Tuesday 12 December 2023

What ails India’s approach to Universal Health Coverage

 What ails India’s approach to Universal Health Coverage


 Healthcare providers in India are held accountable by the state through four primary mechanisms – courts, consumer fora, medical councils that regulatehealthcare professionals, and regulators of clinical establishments. A study of these mechanisms that analyses around 128 RTI responses, 440 judgments, and 50 laws and regulations reveals a worrying lack of clarity as to how institutions analyse and decide matters, causing distress to patients and doctors alike. 

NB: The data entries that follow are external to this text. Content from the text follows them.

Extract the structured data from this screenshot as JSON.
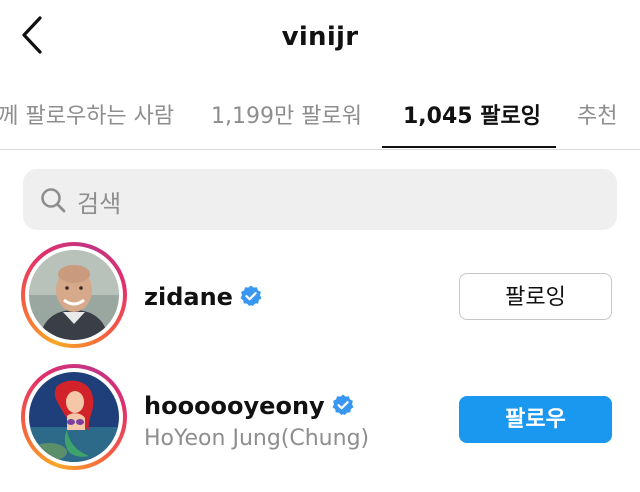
{
  "header": {
    "title": "vinijr",
    "back_icon": "chevron-left-icon"
  },
  "tabs": [
    {
      "label": "함께 팔로우하는 사람",
      "active": false
    },
    {
      "label": "1,199만 팔로워",
      "active": false
    },
    {
      "label": "1,045 팔로잉",
      "active": true
    },
    {
      "label": "추천",
      "active": false
    }
  ],
  "search": {
    "placeholder": "검색",
    "icon": "search-icon"
  },
  "list": [
    {
      "username": "zidane",
      "full_name": "",
      "verified": true,
      "button_label": "팔로잉",
      "button_style": "outline"
    },
    {
      "username": "hoooooyeony",
      "full_name": "HoYeon Jung(Chung)",
      "verified": true,
      "button_label": "팔로우",
      "button_style": "primary"
    }
  ],
  "colors": {
    "primary_button": "#1a97ef",
    "verified_badge": "#3897f0",
    "muted_text": "#8e8e8e",
    "search_bg": "#efefef"
  }
}
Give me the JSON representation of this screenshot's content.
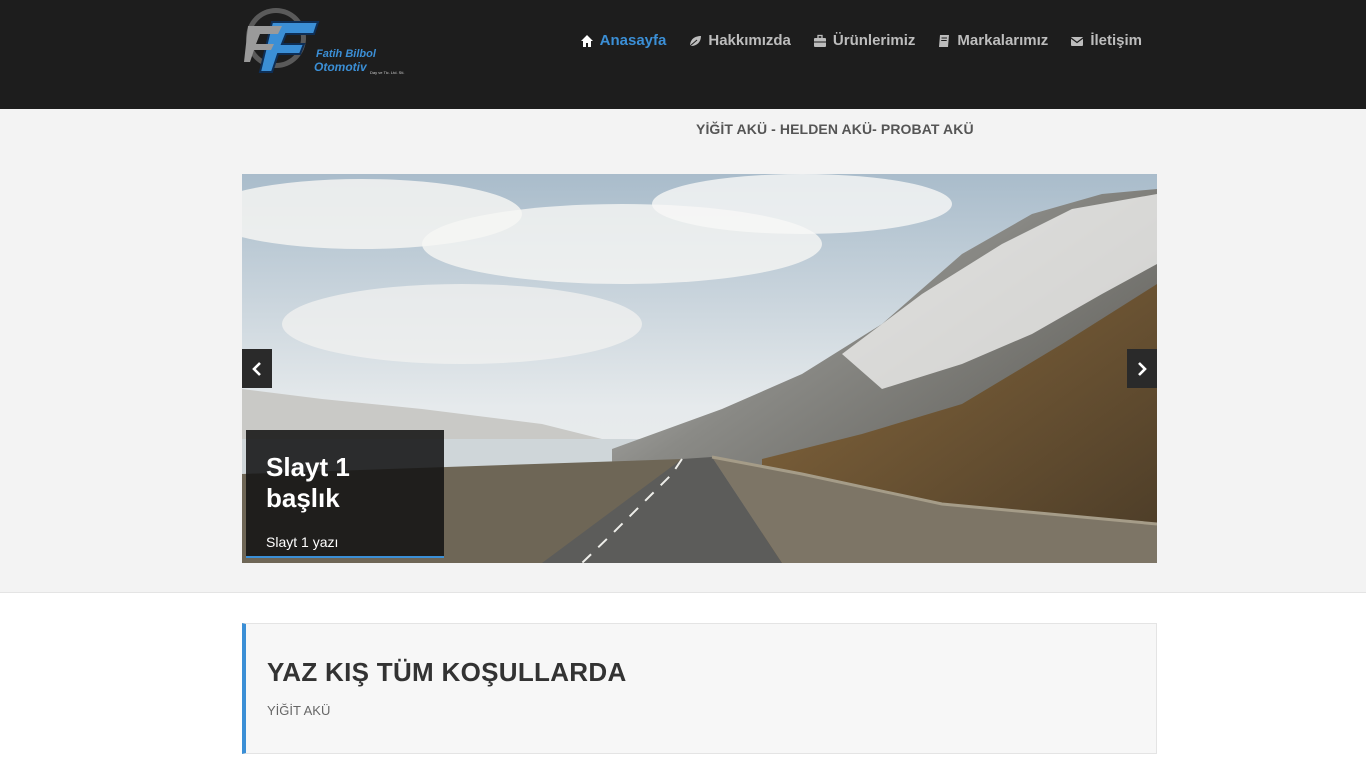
{
  "logo": {
    "line1": "Fatih Bilbol",
    "line2": "Otomotiv",
    "line3": "Day ve Tic. Ltd. Sti."
  },
  "nav": {
    "items": [
      {
        "label": "Anasayfa",
        "icon": "home-icon"
      },
      {
        "label": "Hakkımızda",
        "icon": "leaf-icon"
      },
      {
        "label": "Ürünlerimiz",
        "icon": "briefcase-icon"
      },
      {
        "label": "Markalarımız",
        "icon": "book-icon"
      },
      {
        "label": "İletişim",
        "icon": "envelope-icon"
      }
    ],
    "active_color": "#3b8fd6",
    "text_color": "#bdbdbd"
  },
  "tagline": "YİĞİT AKÜ - HELDEN AKÜ- PROBAT AKÜ",
  "slider": {
    "caption_title": "Slayt 1 başlık",
    "caption_text": "Slayt 1 yazı"
  },
  "feature": {
    "title": "YAZ KIŞ TÜM KOŞULLARDA",
    "subtitle": "YİĞİT AKÜ"
  }
}
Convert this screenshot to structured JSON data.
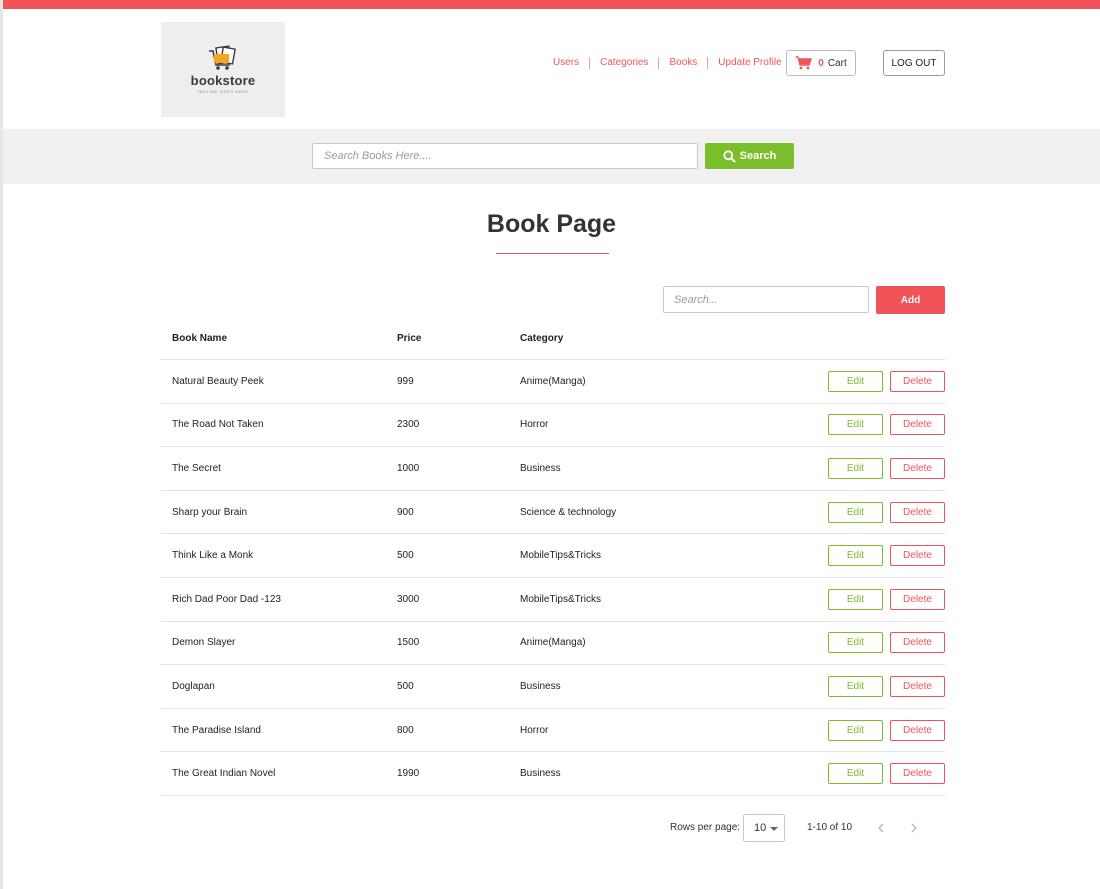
{
  "logo": {
    "name": "bookstore",
    "tagline": "TAGLINE GOES HERE"
  },
  "nav": {
    "items": [
      {
        "label": "Users"
      },
      {
        "label": "Categories"
      },
      {
        "label": "Books"
      },
      {
        "label": "Update Profile"
      }
    ],
    "cart_count": "0",
    "cart_label": "Cart",
    "logout_label": "LOG OUT"
  },
  "search": {
    "placeholder": "Search Books Here....",
    "button_label": "Search"
  },
  "page": {
    "title": "Book Page"
  },
  "table_controls": {
    "search_placeholder": "Search...",
    "add_label": "Add"
  },
  "table": {
    "headers": {
      "name": "Book Name",
      "price": "Price",
      "category": "Category"
    },
    "edit_label": "Edit",
    "delete_label": "Delete",
    "rows": [
      {
        "name": "Natural Beauty Peek",
        "price": "999",
        "category": "Anime(Manga)"
      },
      {
        "name": "The Road Not Taken",
        "price": "2300",
        "category": "Horror"
      },
      {
        "name": "The Secret",
        "price": "1000",
        "category": "Business"
      },
      {
        "name": "Sharp your Brain",
        "price": "900",
        "category": "Science & technology"
      },
      {
        "name": "Think Like a Monk",
        "price": "500",
        "category": "MobileTips&Tricks"
      },
      {
        "name": "Rich Dad Poor Dad -123",
        "price": "3000",
        "category": "MobileTips&Tricks"
      },
      {
        "name": "Demon Slayer",
        "price": "1500",
        "category": "Anime(Manga)"
      },
      {
        "name": "Doglapan",
        "price": "500",
        "category": "Business"
      },
      {
        "name": "The Paradise Island",
        "price": "800",
        "category": "Horror"
      },
      {
        "name": "The Great Indian Novel",
        "price": "1990",
        "category": "Business"
      }
    ]
  },
  "pagination": {
    "rows_per_page_label": "Rows per page:",
    "rows_per_page": "10",
    "range": "1-10 of 10"
  },
  "colors": {
    "accent": "#f05459",
    "success": "#7bbd2b",
    "band": "#f1f1f1"
  },
  "icons": {
    "cart": "shopping-cart-icon",
    "search": "magnifier-icon",
    "prev": "chevron-left-icon",
    "next": "chevron-right-icon"
  }
}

The authorities regulating doctors and hospitals are almost entirely hidden from public scrutiny, partly due to poor record-keeping. For instance, the Indian Medical Register, which tracks the number of active registered medical practitioners, is not updated properly. Further, although four years have passed since the National Medical Commission was established, it has yet to set up the National Medical Register. Similarly, there is no central record of all registered and operational healthcare facilities in the country.

According to Organisation of Economic Co-operation and Development (OECD), an ideal model for inspection should facilitate compliance before imposing strict penalties, reserving the latter for serious breaches. Under the current hospital regulation framework, inspections are rare and often lead to knee-jerk regulatory sanctions like the cancellation of licences without sufficient notice. The absence of a model for supportive supervision sometimes leads to the sudden closure of hospitals in an already overburdened healthcare system.

State medical councils (SMCs) can sanction doctors for violating codes of conduct, but they can also deal with ‘professional misconduct’ beyond these codes. Doctors are thus often unsure about what may constitute a violation. Moreover, SMCs tend to issue warnings that are neither reflected in professional records nor followed up with stringent action in case of non-compliance. Only the Karnataka Medical Council publicly lists doctors who have been held liable for misconduct. On the other hand, several councils refused to provide details of disciplinary proceedings sought through RTI applications.

When it comes to medical negligence, judgments over the last three decades have applied inconsistent standards of evidence. In fact, they often fail to clarify what evidence was relied upon, and nearly 60% of decisions by consumer commissions do not mention any medical evidence at all. In some cases, commissions not only insisted on independent expert opinion but also rejected claims as complainants failed to arrange for a medical expert for themselves. In other cases with similar claims, the commissions arranged for experts on their own. The parameters for attributing liability are thus unclear for both healthcare providers and patients, leaving them confused as to how they should strengthen their claims or defence. Uncertainty and inconsistency in evidentiary standards also present a challenge in criminal proceedings. Similarly, compensation amounts are calculated without applying formulae uniformly.

These unclear, inconsistent and opaque regulatory mechanisms do little to resolve patient grievances and also fail to provide relief to doctors facing the spectre of undue harassment. Building adequate capacity in these mechanisms is necessary to improve regulation. That would include developing uniform standards for quality and liability, empowering regulators to make constructive recommendations, and allocating resources for data management. In a larger sense, we need to rethink regulation as a tool for improving health coverage in India, rather than a mode of imposing exemplary punishments in sporadic cases.